In addition, more consideration can be given to the urban flood in the numerical model. Flood risk management is an important future research field. To this end, numerical modeling is a significant method owing to its efficiency and precision. In general, land-use maps showing impermeable surfaces, particularly gray infrastructure, in urban areas could be collected via refined aerial remote sensing. In urban flood models, some gray infrastructure cannot be infiltrated but water can pass through these surfaces; e.g., roads. Other infrastructure such as buildings cannot be simultaneously infiltrated and overflowed. Therefore, further details, particularly relating to topography and the height of gray infrastructure, need to be considered in actual urban flood models. The Manning coefficient is also highly significant in relation to roads because it represents the flood velocity. In the context of flood risk prediction and damage assessment, further research into model buildings and setup-related parameters in urban districts is warranted.
Finally, as reported previously [39,40], several advanced techniques such as 3D flood hazard visualization have been implemented to better present numerical results. Numerical model results could provide support to urban flood management.

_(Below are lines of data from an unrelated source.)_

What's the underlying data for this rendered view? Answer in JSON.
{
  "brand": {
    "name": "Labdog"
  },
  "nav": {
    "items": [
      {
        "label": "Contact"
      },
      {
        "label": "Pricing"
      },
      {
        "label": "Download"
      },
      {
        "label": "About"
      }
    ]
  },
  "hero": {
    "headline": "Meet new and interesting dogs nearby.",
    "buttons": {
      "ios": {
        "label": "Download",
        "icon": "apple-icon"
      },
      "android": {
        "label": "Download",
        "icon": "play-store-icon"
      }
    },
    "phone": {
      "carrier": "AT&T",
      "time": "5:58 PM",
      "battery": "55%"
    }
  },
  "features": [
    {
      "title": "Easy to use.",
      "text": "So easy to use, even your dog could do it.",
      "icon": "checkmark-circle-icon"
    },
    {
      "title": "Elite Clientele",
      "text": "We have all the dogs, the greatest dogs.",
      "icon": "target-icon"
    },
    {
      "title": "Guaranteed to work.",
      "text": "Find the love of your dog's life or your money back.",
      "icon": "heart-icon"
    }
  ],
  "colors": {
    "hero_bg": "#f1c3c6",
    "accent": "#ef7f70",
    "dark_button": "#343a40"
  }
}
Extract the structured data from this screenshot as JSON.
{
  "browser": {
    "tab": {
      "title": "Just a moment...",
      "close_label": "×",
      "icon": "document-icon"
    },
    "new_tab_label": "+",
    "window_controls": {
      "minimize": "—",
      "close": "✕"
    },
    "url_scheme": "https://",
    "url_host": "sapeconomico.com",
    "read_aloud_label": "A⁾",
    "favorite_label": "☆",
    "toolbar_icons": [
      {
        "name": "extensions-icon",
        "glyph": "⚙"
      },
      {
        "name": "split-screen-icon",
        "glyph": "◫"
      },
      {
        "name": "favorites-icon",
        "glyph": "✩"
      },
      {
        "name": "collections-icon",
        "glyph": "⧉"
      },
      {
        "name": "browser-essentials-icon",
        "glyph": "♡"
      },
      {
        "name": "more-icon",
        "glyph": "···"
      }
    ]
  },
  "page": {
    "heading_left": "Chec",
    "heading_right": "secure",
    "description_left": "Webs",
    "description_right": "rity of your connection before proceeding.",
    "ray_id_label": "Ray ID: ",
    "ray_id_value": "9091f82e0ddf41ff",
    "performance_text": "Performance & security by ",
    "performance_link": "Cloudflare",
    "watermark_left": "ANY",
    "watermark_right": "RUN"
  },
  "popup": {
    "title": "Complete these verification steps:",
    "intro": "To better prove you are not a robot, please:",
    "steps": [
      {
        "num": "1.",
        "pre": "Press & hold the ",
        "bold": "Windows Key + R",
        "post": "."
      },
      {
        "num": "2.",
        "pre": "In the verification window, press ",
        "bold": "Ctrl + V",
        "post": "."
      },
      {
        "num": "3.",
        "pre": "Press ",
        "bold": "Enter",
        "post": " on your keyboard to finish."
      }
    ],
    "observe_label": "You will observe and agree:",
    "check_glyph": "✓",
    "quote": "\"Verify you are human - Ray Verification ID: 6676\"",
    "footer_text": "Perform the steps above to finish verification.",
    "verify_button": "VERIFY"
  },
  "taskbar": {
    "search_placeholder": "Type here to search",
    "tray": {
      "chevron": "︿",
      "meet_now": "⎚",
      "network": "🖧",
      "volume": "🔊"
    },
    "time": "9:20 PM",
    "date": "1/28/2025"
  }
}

The TELEMAC-2D model can simulate urban floods, as shown in this study, and as it is an open source code model, it is flexible and adaptive, which is advantageous to developing an urban flood model for risk management. Consequently, related urban flood research can be developed in the future, the results of which could be helpful in terms of flood management.

5. Conclusions

Urban buildings significantly impact urban flooding, particularly in terms of water depth, which is a crucial parameter for flood risk management and damage assessment. In this study, three building representation methods were tested in aligned and staggered building representations and a series of numerical models were established for analysis and comparison. Detailed water-level evolution processes around buildings were studied by comparing predicted and measured values. The main conclusions are as follows:
  • In the BR method, the Manning coefficient is an important parameter because it represents the amount of flood flow passing through the building grids. Based on sensitivity analysis, the Manning coefficient is not sensitive when it is larger than 104 m 1 / 3 · s ; furthermore, the unit-width discharge and water depth in the building grids decreases as the Manning coefficient increases when the Manning coefficient is less than 104 m 1 / 3 · s .
  • The TELEMAC-2D model can simulate urban flooding with complex underlying surfaces. The model results obtained herein from the three building representation methods are mostly consistent with measured values. However, some differences exist in the simulation results: e.g., the peak water-level values are slightly greater than the measured values, and the peak time falls ahead of the observed value. Results demonstrate that the TELEMAC-2D model is largely applicable to the simulation of urban flooding. As there are obvious differences at some locations (e.g., at gauges P5 and P8), the modeling methods need to be further optimized and model parameters need to be reasonably adjusted based on actual complex situations.
  • On comparing the three building representation methods, BB, BH, and BR, the three accuracy indicators, namely, RMSE, PPMCC, and NSE, clearly show that all three methods exhibit significant potential to simulate urban flooding with aligned or staggered building layouts. There is no appropriate method that would offer maximum performance in terms of all three indicators. Analysis of assessment indicators for different layouts of the model city revealed few differences between the three methods. In general, the BR method shows relatively better performance according to the three indicators. Hence, the BR method is deemed suitable for urban flood simulation.
  • Numerical models with 1, 2, and 5 cm mesh resolutions for the BH method were established to analyze the influence of the sensitivity of different mesh resolutions. By comparing model performance, we found that the results for the 1 cm mesh resolution are slightly lower than those for the other mesh resolutions. In addition, data oscillation is visible in the results for the 1 cm resolution. Furthermore, RMSEs, PPMCCs, and NSEs were calculated to appraise quantitatively the performance of different mesh resolutions. The results for the 1 cm mesh resolution were found to be better that those for the other mesh resolutions based on the calculated indicators.
  • The discrepancies in the predictions and measurements at gauges P5 and P8 were analyzed and discussed from different perspectives. A possible explanation for these discrepancies is that the water level was influenced by water jump and micro-topography, implying that the classical SWEs have some issues in terms of their hydrostatic and zero vertical velocity hypotheses. Additionally, the mesh resolution, velocity, and Froude number have some influence on the numerical results, and some difficulties in simulating critical flow were experienced. Therefore, modifying and perfecting classical SWEs is an important research objective for future studies.

Author Contributions

Z.L. developed the numerical model and wrote the original manuscript. J.L. and C.M. analyzed the results and revised the manuscript. W.S. checked the datasets and performed the simulation. H.W. provided theoretical guidance. D.Y. corrected the use of English in the manuscript.

Funding

This study was supported by the National Key Research and Development Program of China (2016YFC0401401), the Chinese National Natural Science Foundation (No. 51739011 & No. 51879274), and the Research Fund of the State Key Laboratory of Simulation and Regulation of Water Cycle in River Basin (No. 2017ZY02).

Conflicts of Interest

The authors declare no conflict of interest.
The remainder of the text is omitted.